The Georgia Bulldogs landed at LAX on Tuesday night, their journey from Atlanta having taken five hours, as opposed to the four days via train when first they graced the Rose Bowl in 1942/1943. Their first brief media session is scheduled for this afternoon at Disneyland. Many, many more media sessions will follow.
When the College Football Playoff came into existence, its elders chose to make the first round of tournament games in the image of a regular bowl week, meaning that the on-site run-up to the semifinals would last the better part of a week. The teams would arrive early, do the tourist and fun bowl stuff and then (finally) get around to playing. The media obligations for Georgia and Oklahoma are as follows:
Welcome session (even though the teams landed yesterday) at Disneyland today; morning sessions with offensive/defensive coordinators and selected offensive/defensive players on Thursday and Friday; Media Day with full squads on Saturday; head coaches’ joint presser on Sunday.

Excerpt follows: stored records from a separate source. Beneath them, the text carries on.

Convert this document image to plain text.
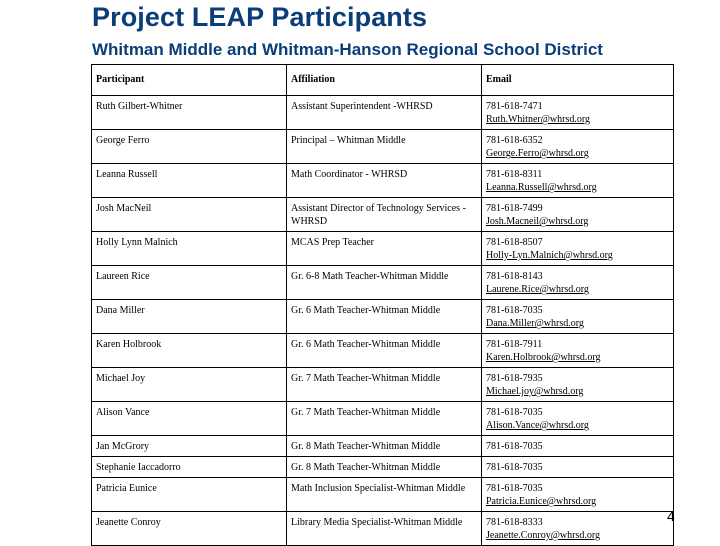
Project LEAP Participants
Whitman Middle and Whitman-Hanson Regional School District
Participant	Affiliation	Email
Ruth Gilbert-Whitner	Assistant Superintendent -WHRSD	781-618-7471
Ruth.Whitner@whrsd.org

George Ferro	Principal – Whitman Middle	781-618-6352
George.Ferro@whrsd.org

Leanna Russell	Math Coordinator - WHRSD	781-618-8311
Leanna.Russell@whrsd.org

Josh MacNeil	Assistant Director of Technology Services - WHRSD	781-618-7499
Josh.Macneil@whrsd.org

Holly Lynn Malnich	MCAS Prep Teacher	781-618-8507
Holly-Lyn.Malnich@whrsd.org

Laureen Rice	Gr. 6-8 Math Teacher-Whitman Middle	781-618-8143
Laurene.Rice@whrsd.org

Dana Miller	Gr. 6 Math Teacher-Whitman Middle	781-618-7035
Dana.Miller@whrsd.org

Karen Holbrook	Gr. 6 Math Teacher-Whitman Middle	781-618-7911
Karen.Holbrook@whrsd.org

Michael Joy	Gr. 7 Math Teacher-Whitman Middle	781-618-7935
Michael.joy@whrsd.org

Alison Vance	Gr. 7 Math Teacher-Whitman Middle	781-618-7035
Alison.Vance@whrsd.org

Jan McGrory	Gr. 8 Math Teacher-Whitman Middle	781-618-7035

Stephanie Iaccadorro	Gr. 8 Math Teacher-Whitman Middle	781-618-7035

Patricia Eunice	Math Inclusion Specialist-Whitman Middle	781-618-7035
Patricia.Eunice@whrsd.org

Jeanette Conroy	Library Media Specialist-Whitman Middle	781-618-8333
Jeanette.Conroy@whrsd.org
4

> Also: Trippi and Dooley on UGA, Rose Bowl
Note that the Media Day festivities will not be held at the Rose Bowl itself but at the media hotel downtown L.A. This differs by semifinal site. The Rose Bowl prefers not to cart teams and the assembled media to Pasadena just for press stuff. When Florida State played Auburn in the final BCS title game in January 2014, Media Day wasn’t even staged in Los Angeles County; it was held in ballrooms at the Newport Beach Marriott in Orange County.
If you win your semifinal, your media load lightens. The CFP also made the decision to treat its championship game more as a normal game. Teams generally arrive on Friday before the Monday night game. Media Day is Saturday, the coaches’ joint presser on Sunday – and that’s it.
The CFP doesn’t treat its title tilt like the dragged-out Super Bowl. On the contrary, it gives its participants its bowl-type week first and something more streamlined second. If you make the final, you’re on a business trip.
Both Georgia and Oklahoma are practicing at the StubHub Center in Carson, which is south of L.A. but not so far south as Anaheim and Disneyland. The Bulldogs are staying downtown, as opposed to being, say, in Hollywood. The team hotel isn’t far from Staples Center, where the Lakers and Clippers play. Hollywood and Beverly Hills and Santa Monica are a bit west – not far west, but with L.A. traffic, nothing is a quick ride.
But enough tour guide stuff. We’ll get around to talking football soon. And I should report that I saw no one wearing Georgia regalia on my flight yesterday, though the day after Christmas was a bit early for even the most ardent fans to be traveling to a New Year’s Day bowl. I expect the Bulldog Nation invasion to begin in earnest on Thursday and Friday. I expect to see much Red & Black then.